Question

Write 14 in roman numeral form.\[\]
A. IV\[\]
B.XIV\[\]
C.XVI\[\]
D.XV\[\]

Answer 1

Hint: We use the Roman numeral conversion that $d\left( AB \right)=d\left( A \right)+d\left( B \right),\text{if }d\left( A \right)\ge d\left( B \right)$ and $d\left( AB \right)=d\left( B \right)-d\left( A \right),\text{if }d\left( A \right) < d\left( B \right)$ where $A$ and $B$ are symbols from roman numerals. We first find $d\left( A \right)$ where $A$ is the Roman numeral with highest decimal equivalent and then the next largest $d\left( B \right)$ the decimal equivalent of $B$. We add or subtract decimal values accordingly as $B$ is on left or on right of $A$.\[\]

Complete step-by-step solution
We know that roman numerals have symbols I, V, X, L etc. The decimal equivalents of the roman numerals are
\[I=1,V=5,X=10,L=50\]
Whenever a number is represented in roman numerals with more than one symbol say $A$ and $B$ where $A,B$ roman numerals are. Let us denote the decimal equivalent of $A$ be $d\left( A \right)$ and the decimal equivalent of $B$ be $d\left( B \right)$ and. Then the decimal equivalent of $AB$ be $d\left( AB \right)$. We have
\[\begin{align}
  & d\left( AB \right)=d\left( A \right)+d\left( B \right),\text{if }d\left( A \right)\ge d\left( B \right) \\
 & d\left( AB \right)=d\left( B \right)-d\left( A \right),\text{if }d\left( A \right) < d\left( B \right) \\
\end{align}\]
We can extend it for more than two symbols and we compare inequalities with numerals having the largest decimal equivalent.

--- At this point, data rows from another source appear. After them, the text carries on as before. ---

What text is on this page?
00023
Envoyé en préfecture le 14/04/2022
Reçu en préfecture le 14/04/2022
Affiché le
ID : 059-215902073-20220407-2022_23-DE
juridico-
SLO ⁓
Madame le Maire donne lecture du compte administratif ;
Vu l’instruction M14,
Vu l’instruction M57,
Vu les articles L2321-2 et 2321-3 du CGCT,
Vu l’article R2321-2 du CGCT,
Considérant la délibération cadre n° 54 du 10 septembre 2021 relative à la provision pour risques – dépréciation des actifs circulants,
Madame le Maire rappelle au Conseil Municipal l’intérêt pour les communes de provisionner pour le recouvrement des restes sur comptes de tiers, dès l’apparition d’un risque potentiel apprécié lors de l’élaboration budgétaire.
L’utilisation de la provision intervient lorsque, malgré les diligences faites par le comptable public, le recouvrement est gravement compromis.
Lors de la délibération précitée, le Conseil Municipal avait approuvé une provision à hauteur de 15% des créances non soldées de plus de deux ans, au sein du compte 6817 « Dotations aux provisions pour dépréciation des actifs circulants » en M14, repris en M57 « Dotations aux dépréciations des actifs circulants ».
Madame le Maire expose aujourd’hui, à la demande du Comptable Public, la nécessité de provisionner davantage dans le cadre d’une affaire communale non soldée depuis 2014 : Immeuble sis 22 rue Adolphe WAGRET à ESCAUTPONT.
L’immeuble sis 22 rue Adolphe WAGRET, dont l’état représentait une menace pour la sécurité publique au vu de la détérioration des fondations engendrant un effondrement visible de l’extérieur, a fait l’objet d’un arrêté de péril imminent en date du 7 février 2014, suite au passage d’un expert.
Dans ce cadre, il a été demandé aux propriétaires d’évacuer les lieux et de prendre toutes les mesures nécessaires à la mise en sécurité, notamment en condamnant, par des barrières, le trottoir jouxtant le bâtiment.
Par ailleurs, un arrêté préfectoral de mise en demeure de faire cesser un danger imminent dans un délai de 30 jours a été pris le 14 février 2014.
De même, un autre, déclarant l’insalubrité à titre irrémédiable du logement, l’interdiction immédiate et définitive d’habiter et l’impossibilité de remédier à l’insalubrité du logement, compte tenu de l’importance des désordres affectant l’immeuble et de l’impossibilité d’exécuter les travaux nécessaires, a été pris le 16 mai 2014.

A. Here the Roman numeral is IV where the decimal equivalent of V is $d\left( V \right)=5$ and the decimal equivalent of I is $d\left( I \right)=1$.Here we have $d\left( V \right)>d\left( I \right)$ and I is on the left of V. we have the decimal equivalent of IV as
\[d\left( IV \right)=d\left( V \right)-d\left( I \right)=5-1=4\]
So we have $d\left( XI \right)\ne 14$ and option A is not correct. Let us check option B.
B. Here the Roman numeral is XIV. We see that decimal equivalent of all symbols after the first symbol X is less than decimal equivalent of first symbol X and then the largest symbol is V and on the left side of I lies V. So we have
\[\begin{align}
  & d\left( XIV \right)=d\left( X \right)+\left( -d\left( I \right)+d\left( V \right) \right) \\
 & \Rightarrow d\left( XXXII \right)=10+\left( 5-1 \right)=10+4=14 \\
\end{align}\]
So option B is correct and as numbers are uniquely represented in Roman numeral we do not need to check option C and D.

Note: We can alternatively by using the algorithm for decimal conversion where in the first step find the highest decimal value $v$ is less than or equal to the given decimal number $x$ and write its corresponding numeral symbol $A$ and in second step $x=x-v$. We repeat step-1 and step-2 until we get $x=0$. We note that 0 does not exist in the Roman numeral.